Même si le travail au féminin est mieux accepté, une dimension culturelle imprègne la conception de la femme au travail : « Une mère ne prenant que deux mois de congés maternité est encore jugée comme une "mère-corbeau" qui abandonne son petit », constate Jutta Allmendinger, la directrice du Centre de recherches sociales (WZB). En théorie, les mères peuvent s'arrêter de travailler pendant un an après la naissance du bébé, en étant rémunérées jusqu'à 70 % de leur salaire. Mais certaines n'hésitent pas à « sacrifier » toute leur carrière professionnelle pour éduquer leurs enfants.
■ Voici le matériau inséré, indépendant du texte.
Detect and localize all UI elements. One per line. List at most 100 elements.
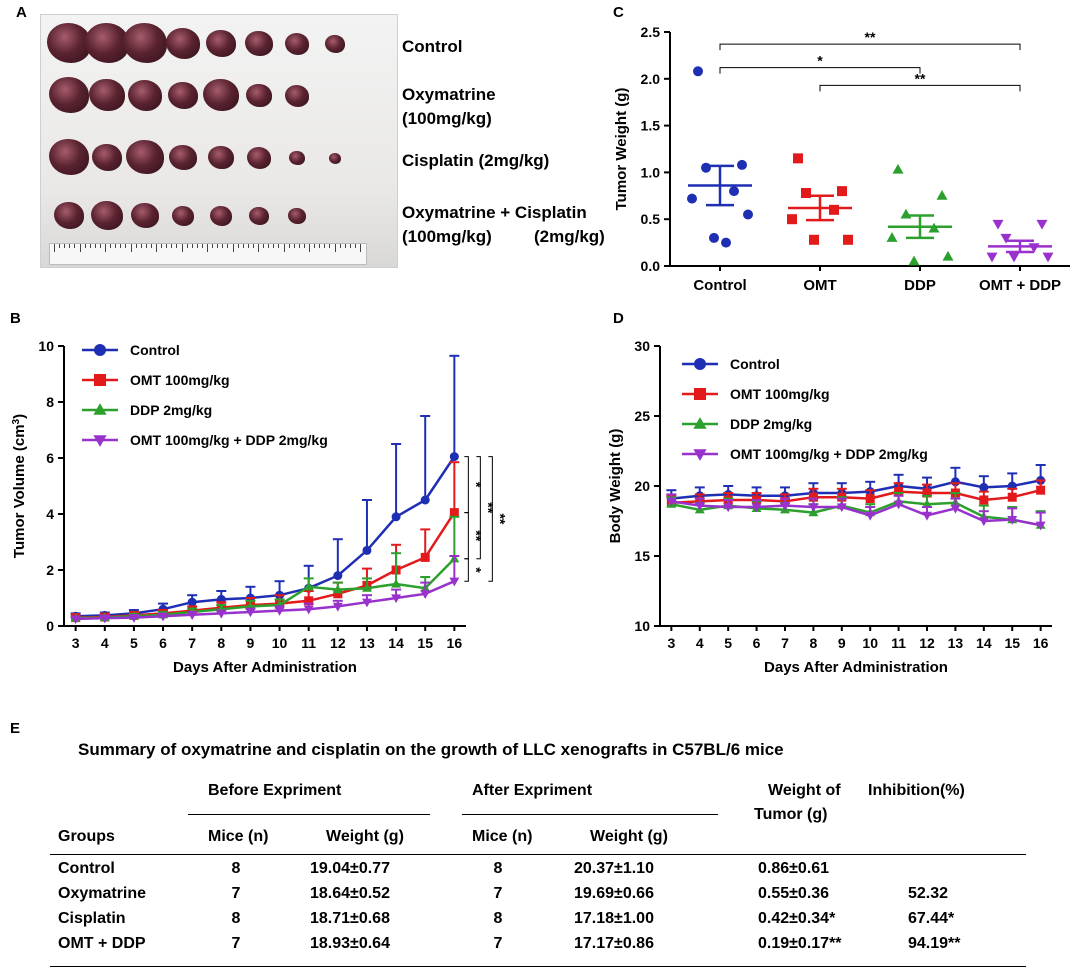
x-tick-label: 12: [330, 635, 346, 651]
ruler-tick: [339, 244, 341, 248]
series-line: [75, 455, 456, 618]
significance-marker: **: [865, 29, 876, 45]
legend-label: OMT 100mg/kg + DDP 2mg/kg: [730, 446, 928, 462]
data-point: [449, 577, 460, 587]
data-point: [1007, 492, 1017, 502]
y-tick-label: 10: [38, 338, 54, 354]
tumor-specimen: [168, 82, 198, 109]
data-point: [723, 503, 734, 513]
ruler-tick: [212, 244, 214, 248]
ruler-tick: [89, 244, 91, 248]
tumor-specimen: [49, 77, 89, 113]
data-point: [729, 186, 739, 197]
ruler-tick: [115, 244, 117, 248]
data-point: [892, 163, 904, 174]
data-point: [737, 159, 747, 170]
y-tick-label: 20: [634, 478, 650, 494]
tumor-specimen: [249, 207, 269, 225]
x-tick-label: 12: [919, 635, 935, 651]
ruler-tick: [309, 244, 310, 252]
panel-label-d: D: [613, 310, 624, 327]
tumor-specimen: [203, 79, 239, 112]
ruler-tick: [288, 244, 290, 248]
data-point: [332, 602, 343, 612]
ruler-tick: [298, 244, 300, 248]
x-tick-label: 6: [159, 635, 167, 651]
ruler-tick: [252, 244, 254, 248]
legend-label: Control: [130, 342, 180, 358]
data-point: [187, 597, 197, 607]
data-point: [893, 500, 904, 510]
x-tick-label: OMT: [803, 277, 836, 294]
ruler-tick: [176, 244, 178, 248]
ruler-tick: [268, 244, 270, 248]
data-point: [922, 488, 932, 498]
tumor-specimen: [92, 144, 122, 171]
data-point: [304, 596, 314, 606]
rule-bottom: [50, 966, 1026, 967]
tumor-weight-chart: 0.0 0.5 1.0 1.5 2.0 2.5 Control OMT DDP OMT + DDP…: [613, 24, 1070, 294]
ruler-tick: [69, 244, 71, 248]
tumor-specimen: [85, 23, 129, 63]
data-point: [743, 209, 753, 220]
ruler-tick: [319, 244, 321, 248]
rule-header: [50, 854, 1026, 855]
y-tick-label: 10: [634, 618, 650, 634]
y-axis-title: Tumor Weight (g): [613, 88, 630, 211]
tumor-specimen: [89, 79, 125, 112]
significance-bracket: [464, 512, 469, 560]
data-point: [986, 252, 998, 263]
x-tick-label: 8: [809, 635, 817, 651]
x-tick-label: 14: [976, 635, 992, 651]
data-point: [1036, 485, 1046, 495]
data-point: [1000, 233, 1012, 244]
data-point: [420, 552, 430, 562]
tumor-specimen: [49, 139, 89, 175]
legend-marker: [694, 388, 706, 400]
ruler-tick: [191, 244, 193, 248]
table-cell: 52.32: [908, 885, 949, 902]
ruler-tick: [79, 244, 81, 252]
ruler-tick: [99, 244, 101, 248]
data-point: [979, 482, 989, 492]
data-point: [420, 495, 430, 505]
data-point: [942, 250, 954, 261]
ruler-tick: [207, 244, 208, 252]
x-tick-label: 5: [724, 635, 732, 651]
data-point: [693, 66, 703, 77]
ruler-tick: [181, 244, 183, 252]
x-tick-label: 15: [1004, 635, 1020, 651]
table-cell: 18.71±0.68: [310, 910, 390, 927]
group-name-cell: Oxymatrine: [58, 885, 147, 902]
data-point: [694, 502, 705, 511]
ruler-tick: [130, 244, 132, 252]
data-point: [701, 162, 711, 173]
data-point: [216, 609, 227, 619]
table-cell: 8: [231, 910, 241, 927]
data-point: [1028, 243, 1040, 254]
y-tick-label: 25: [634, 408, 650, 424]
y-tick-label: 2: [46, 562, 54, 578]
table-cell: 8: [493, 910, 503, 927]
tumor-specimen: [169, 145, 197, 171]
ruler-tick: [166, 244, 168, 248]
significance-bracket: [719, 67, 921, 74]
panel-label-c: C: [613, 4, 624, 21]
data-point: [780, 502, 790, 511]
data-point: [303, 605, 314, 615]
data-point: [837, 186, 847, 197]
series-omt-100mg-kg-ddp-2mg-kg: [70, 555, 460, 625]
x-tick-label: 16: [447, 635, 463, 651]
header-after: After Expriment: [472, 782, 593, 799]
photo-label-combo-dose1: (100mg/kg): [402, 227, 492, 246]
col-mice-after: Mice (n): [472, 828, 533, 845]
data-point: [801, 187, 811, 198]
tumor-specimen: [172, 206, 194, 226]
data-point: [922, 511, 932, 521]
significance-marker: *: [817, 53, 823, 69]
ruler-tick: [145, 244, 147, 248]
legend-label: OMT 100mg/kg: [730, 386, 830, 402]
significance-bracket: [476, 456, 481, 560]
rule-after: [462, 814, 718, 815]
x-tick-label: 11: [891, 635, 906, 651]
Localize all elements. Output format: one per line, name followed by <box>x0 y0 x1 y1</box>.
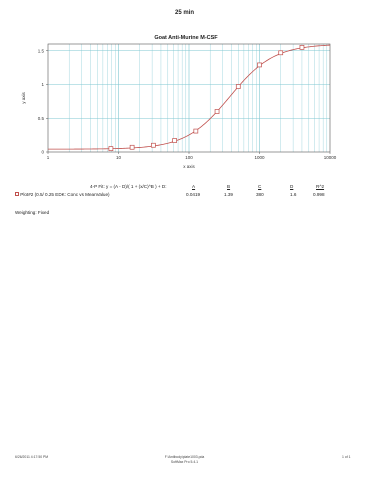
standard-curve-chart: Goat Anti-Murine M-CSF 1 10 100 1000 10000 0 0… <box>21 35 337 169</box>
data-point <box>214 109 220 114</box>
x-tick-label: 1 <box>47 155 50 160</box>
legend-label: Plot#2 (0.5/ 0.25 EDK: Conc vs MeanValue… <box>20 192 110 197</box>
weighting-label: Weighting: Fixed <box>15 210 50 215</box>
legend-marker-icon <box>15 192 19 196</box>
fit-equation-label: 4-P Fit: y = (A - D)/( 1 + (x/C)^B ) + D… <box>90 184 167 189</box>
x-tick-label: 100 <box>185 155 193 160</box>
fit-value-a: 0.0419 <box>186 192 201 197</box>
data-point <box>299 45 305 50</box>
data-points <box>108 45 305 151</box>
page-title: 25 min <box>174 10 194 16</box>
x-axis-label: x axis <box>183 164 195 169</box>
y-tick-label: 0.5 <box>38 116 45 121</box>
footer-file-path: F:\Antibody\plate1003.pda <box>164 455 205 459</box>
fit-header-r2: R^2 <box>316 184 325 189</box>
x-tick-label: 10000 <box>324 155 337 160</box>
axis-ticks: 1 10 100 1000 10000 0 0.5 1 1.5 <box>38 48 337 160</box>
x-tick-label: 10 <box>116 155 122 160</box>
y-tick-label: 1 <box>41 82 44 87</box>
fit-header-a: A <box>192 184 196 189</box>
data-point <box>151 142 156 148</box>
footer-page-number: 1 of 1 <box>342 455 351 459</box>
y-axis-label: y axis <box>21 92 26 104</box>
y-tick-label: 1.5 <box>38 48 45 53</box>
fit-value-r2: 0.998 <box>313 192 325 197</box>
data-point <box>108 146 114 151</box>
fit-header-c: C <box>258 184 262 189</box>
fit-value-d: 1.6 <box>290 192 297 197</box>
fit-value-c: 380 <box>256 192 264 197</box>
fit-header-b: B <box>227 184 231 189</box>
footer-timestamp: 6/26/2011 4:17:50 PM <box>15 455 49 459</box>
data-point <box>193 128 199 134</box>
y-tick-label: 0 <box>41 150 44 155</box>
chart-title: Goat Anti-Murine M-CSF <box>154 35 218 41</box>
data-point <box>257 62 262 68</box>
data-point <box>129 144 135 150</box>
grid-layer <box>48 44 330 152</box>
data-point <box>235 84 241 89</box>
x-tick-label: 1000 <box>254 155 265 160</box>
fit-header-d: D <box>290 184 294 189</box>
legend-entry: Plot#2 (0.5/ 0.25 EDK: Conc vs MeanValue… <box>15 192 110 197</box>
data-point <box>172 138 177 143</box>
fit-value-b: 1.39 <box>224 192 233 197</box>
footer-software: SoftMax Pro 5.4.1 <box>170 460 199 464</box>
data-point <box>278 50 284 56</box>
Selon Barbara Vinken, auteure du « Mythe de la mère allemande », « la grande majorité des mères croient dans leur mission de rendre le monde meilleur en se consacrant à 100 % à leurs enfants. Les parents allemands estiment qu'"abandonner " un enfant d'un an à une crèche à plein temps est nocif pour son développement ». À 31 ans, Stella, rencontrée dans un café dédié aux enfants, a tiré une croix sur un emploi d'ingénieur pour devenir mère à plein temps d'Emma : « C'est mon métier maintenant, c'est normal ! ». Dans une société qui donne souvent le rôle de soutien de famille au père, beaucoup de villes restent à la traîne pour proposer des structures d'accueil des enfants car le concept d'école maternelle n'existe pas. Il manque 350.000 places de crèches, alors que 500.000 femmes souhaiteraient exercer un métier à temps complet, estime une étude du Parti social-démocrate. Entre impératifs économiques, préjugés culturels et désir d'accomplissement, la femme allemande doit louvoyer pour chercher le juste équilibre.